君を隠したあの夏

恋愛(学園)

ゆのか/著
君を隠したあの夏
作品番号
1763512
最終更新
2025/10/23
総文字数
12,961
ページ数
10ページ
ステータス
未完結
PV数
51
いいね数
0
あの夏を、私はまだ覚えている。
 「暇だからいいよ」──そう答えたあの日。
 中学1年の七月、青郎に告白されて、軽い気持ちでうなずいた。
 でも本当は、あの瞬間から何かが変わっていたんだと思う。
 青郎は、誰よりも明るくて、クラスの中心にいた。
 私はその光が少しまぶしくて、だから決めた。
 「この関係、誰にも言わない。

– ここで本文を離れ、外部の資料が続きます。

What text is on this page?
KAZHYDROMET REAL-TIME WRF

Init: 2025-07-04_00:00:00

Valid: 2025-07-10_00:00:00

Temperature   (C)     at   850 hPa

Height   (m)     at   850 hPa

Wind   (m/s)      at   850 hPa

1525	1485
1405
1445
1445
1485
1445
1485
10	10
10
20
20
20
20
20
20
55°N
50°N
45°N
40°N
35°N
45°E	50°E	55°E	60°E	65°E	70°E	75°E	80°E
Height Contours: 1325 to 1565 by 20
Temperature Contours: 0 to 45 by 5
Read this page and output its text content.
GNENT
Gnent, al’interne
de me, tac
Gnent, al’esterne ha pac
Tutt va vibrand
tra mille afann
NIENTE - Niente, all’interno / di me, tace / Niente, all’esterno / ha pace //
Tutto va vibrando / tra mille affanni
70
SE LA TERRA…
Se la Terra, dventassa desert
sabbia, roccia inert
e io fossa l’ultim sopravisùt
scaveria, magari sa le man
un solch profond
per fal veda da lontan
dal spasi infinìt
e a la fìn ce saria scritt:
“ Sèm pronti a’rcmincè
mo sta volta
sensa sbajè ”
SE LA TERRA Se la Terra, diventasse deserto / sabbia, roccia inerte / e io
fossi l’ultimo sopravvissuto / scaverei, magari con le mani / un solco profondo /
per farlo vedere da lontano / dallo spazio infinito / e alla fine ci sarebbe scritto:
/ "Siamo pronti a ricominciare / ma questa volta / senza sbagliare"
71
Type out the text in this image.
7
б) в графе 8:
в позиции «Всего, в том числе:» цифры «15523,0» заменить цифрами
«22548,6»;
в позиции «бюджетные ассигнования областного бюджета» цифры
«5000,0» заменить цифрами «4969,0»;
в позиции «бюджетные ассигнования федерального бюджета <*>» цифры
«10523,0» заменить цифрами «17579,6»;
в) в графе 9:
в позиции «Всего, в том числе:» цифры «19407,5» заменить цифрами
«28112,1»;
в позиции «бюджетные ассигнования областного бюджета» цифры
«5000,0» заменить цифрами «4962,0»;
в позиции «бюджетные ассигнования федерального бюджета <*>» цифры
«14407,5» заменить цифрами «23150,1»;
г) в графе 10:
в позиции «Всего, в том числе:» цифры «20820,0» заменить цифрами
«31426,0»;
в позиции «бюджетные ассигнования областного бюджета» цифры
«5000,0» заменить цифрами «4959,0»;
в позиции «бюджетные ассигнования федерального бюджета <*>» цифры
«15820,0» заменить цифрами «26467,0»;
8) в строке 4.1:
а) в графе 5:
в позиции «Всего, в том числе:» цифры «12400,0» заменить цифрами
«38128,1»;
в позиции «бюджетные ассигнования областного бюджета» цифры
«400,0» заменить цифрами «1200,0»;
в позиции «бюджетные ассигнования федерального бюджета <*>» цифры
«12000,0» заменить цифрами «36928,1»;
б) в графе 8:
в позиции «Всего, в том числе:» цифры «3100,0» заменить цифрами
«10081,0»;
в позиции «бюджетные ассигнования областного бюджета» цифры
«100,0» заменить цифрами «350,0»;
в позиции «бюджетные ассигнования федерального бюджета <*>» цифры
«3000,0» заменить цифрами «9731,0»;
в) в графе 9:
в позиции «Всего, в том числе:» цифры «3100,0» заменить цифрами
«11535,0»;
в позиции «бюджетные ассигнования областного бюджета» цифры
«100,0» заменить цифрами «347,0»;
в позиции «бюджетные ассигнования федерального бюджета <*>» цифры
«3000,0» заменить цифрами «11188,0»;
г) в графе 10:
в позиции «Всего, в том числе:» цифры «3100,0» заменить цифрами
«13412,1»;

隠すためなら、なんでもする」って。
 秘密であることが、ふたりだけの絆のように思えた。
 放課後の体育館裏、机の下でつないだ手、誰にも気づかれないように笑い合った日々。
 どんなに隠しても、心の奥では、あの人だけでいっぱいだった。
 2年の春、初めて「好き」と伝えた。
 青郎は驚いたように笑って、そっと私の頭を撫でた。
 あの瞬間、初めて“恋”が本物になった気がした。
 冬、席が隣になってからは、毎日のように机の下で手を繋いでいた。
 3年の春、修学旅行でバレないように手を繋いで、あーんして。
 周りに隠しながら、心の中では「ずっと一緒にいられますように」と願っていた。
 でも、冬。受験の時期。
 青郎が遠い高校に進むと聞いた夜、涙が止まらなかった。
 だけど、「青郎の夢を応援したい」と思った。
 理科の授業中、先生にバレないように彼の面接練習をしていた日々は、
 恋人としての最後の時間のようだった。
 高校生になってからも、好きだった。
 でも、遠距離は想像以上に冷たくて、痛かった。
 七月七日──あの日、青郎は言った。
 「お互いを思って、ここで終わりにしよう」
 そして、約束をした。
 「成人式でまた会おう。その時まだ好きだったら、今度は結婚前提で付き合おう」
 時が経っても、青郎以外に“好き”と思える人はいなかった。
 そして、青郎もまた、誰かと付き合っても、私を忘れられなかった。
 あの夏、隠した恋は、今も胸の奥に息づいている。
 誰にも見せなかった恋が、確かにここにあった。
 ──これは、時間を越えて続いた“初恋”の物語。
あらすじ
中学1年の夏、青郎に告白された由埜華は、軽い気持ちで受け入れる。誰にも言えない秘密の恋は、手を繋ぐ放課後や修学旅行の甘い時間に胸を揺らし、日々を彩った。遠距離や別れを経ても互いへの想いは消えず、成人式で再会した二人は、初恋の切なさと温もりを抱きしめ、未来への一歩を踏み出す――時を越える青春純愛物語。